BIRN: The 'parallel reality' of Rama's rallies in front of thousands of protesters! Analyst: A prime minister with integrity would have urgently stopped these meetings

BIRN/ Thousands of citizens have been protesting in Tirana and other cities across the country for ten days against a massive tourist investment in the Pishë Poro-Nartë protected area and against corruption and Prime Minister Edi Rama's way of governing, demanding his resignation.
And while the protests on the ground are becoming more and more massive, accompanied by protests from the diaspora and strong reactions on social media in comments and petitions, Rama has chosen to respond in impromptu meetings for the 35th anniversary of the Socialist Party - similar to anti-rallies.
Rama appears every day in political meetings with Socialist Party militants, organized at the same time slot when protesters pour into the squares and broadcast live on his social networks and on television screens.
In the lengthy speeches given during this tour, in an attempt to maintain public attention, Rama has attempted to devalue popular anger, presenting it as politically motivated or part of foreign interests opposing the country's development.
On more than a few occasions he has also used intimidating, sexist, and derisive language towards protesters.
Political analysts see this communication strategy that the prime minister has chosen as an attempt to create a parallel reality, which is highlighting a contrast of values; the narrative of development success in the face of citizens demanding transparency, accountability, and political responsibility.
For Afrim Krasniqi, director of the Institute for Political Studies, the meetings also represent 'nonsense' and a deep discrepancy between his rhetoric and what is actually happening in the country.
"Rama uses rhetoric that he is working for the future of Albania and has a project and a vision that no one else has, but this is in stark contrast to the younger generation that is protesting, demanding his resignation and blaming him for the transition, for high corruption, for the lack of a sense of responsibility," Krasniqi said.
Rama's tour, according to Krasniqi, is essentially about his personal survival as well as the interests of a lobbying group that controls public finances, the media, and state and representative institutions, including the Socialist Party.
"Rama should display at least the minimum standards of communication and behavior of a country with EU standards, while his rhetoric is offensive, discriminatory, populist and contrary to all the principles that the EU promotes and that are obligations for Albania," said Krasniqi.
Even for Agron Haxhimali, director of the Albanian Institute of Municipalities, Rama's political meetings show that Albanians are living in two different realities.
"The truth and the hearts of citizens who are within their minimalist right to demand services and transparency and government propaganda, but not only that, which speaks of a developed tourist Albania, while citizens are on the boulevard and in every city protesting against this government," he said.

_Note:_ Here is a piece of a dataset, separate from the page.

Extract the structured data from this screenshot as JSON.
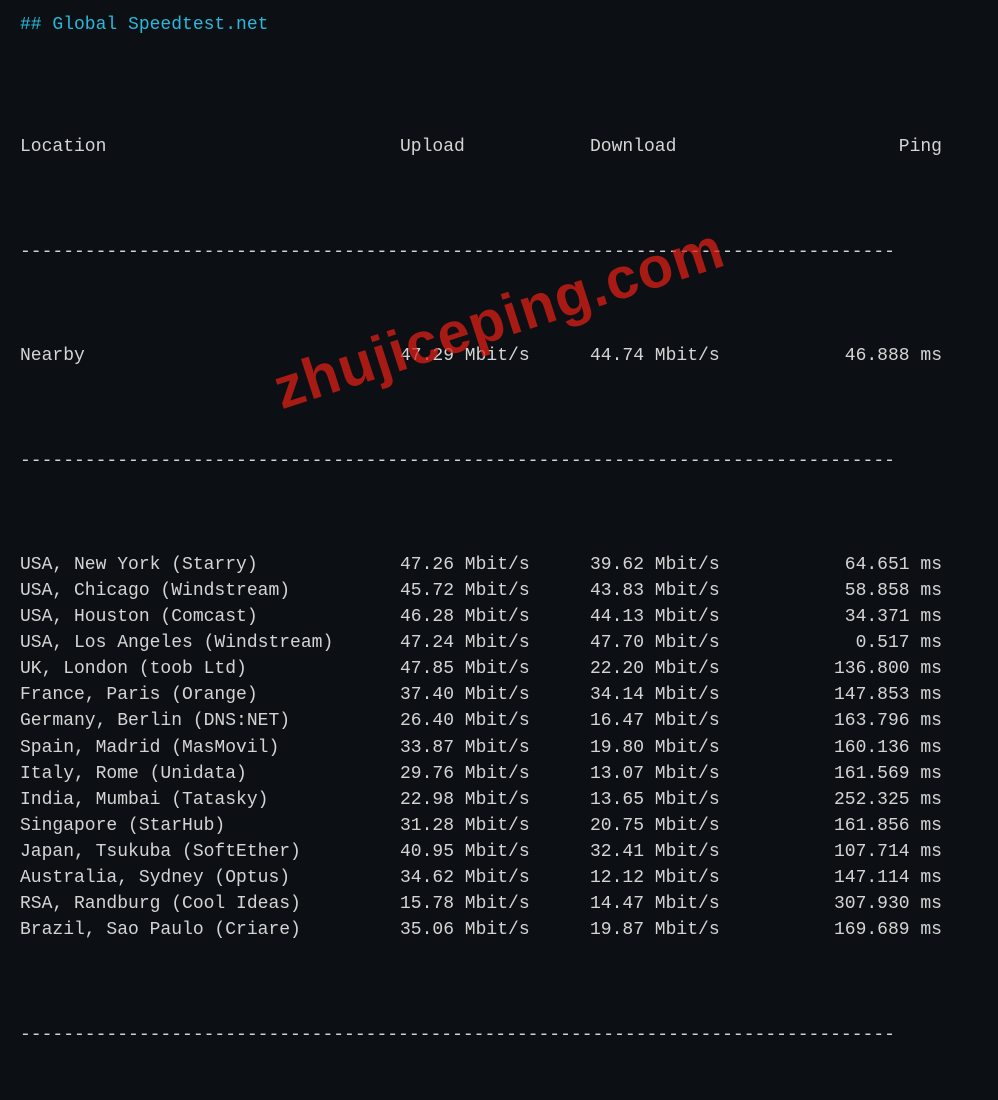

"A responsible government and a prime minister with integrity would have urgently stopped these meetings," he added, while emphasizing that "the current priority is the Albania that thousands of citizens are seeking."
For Haxhimali, the most worrying thing in these meetings is the political use of public administration at a time when negotiations with the EU have opened and European standards of state formation are being aimed at.
"There are no more doubts or indications here, they are facts," he says, adding that "the Socialist Party is within its right to celebrate with its members, but employees paid by Albanian taxpayers should not leave public service for political meetings."
According to Haxhimali, these un-European phenomena should be stopped with legal sanctions against any public employee, any central and local official who orders and allows such actions.
Even for Krasniqi, the administration's participation in these political meetings is an indicator that the current majority has not only not learned lessons from past criticisms, from the OSCE-ODIHR and the EU, but that "the concept of patronage and militants continues to dominate the concept of the state."
"The fact that Rama closes meetings with 'long live the patronageists' and not with 'long live Albania' is not a matter of nationalism, but of extreme deviation from democratic principles and deformation of the representative system," he stressed.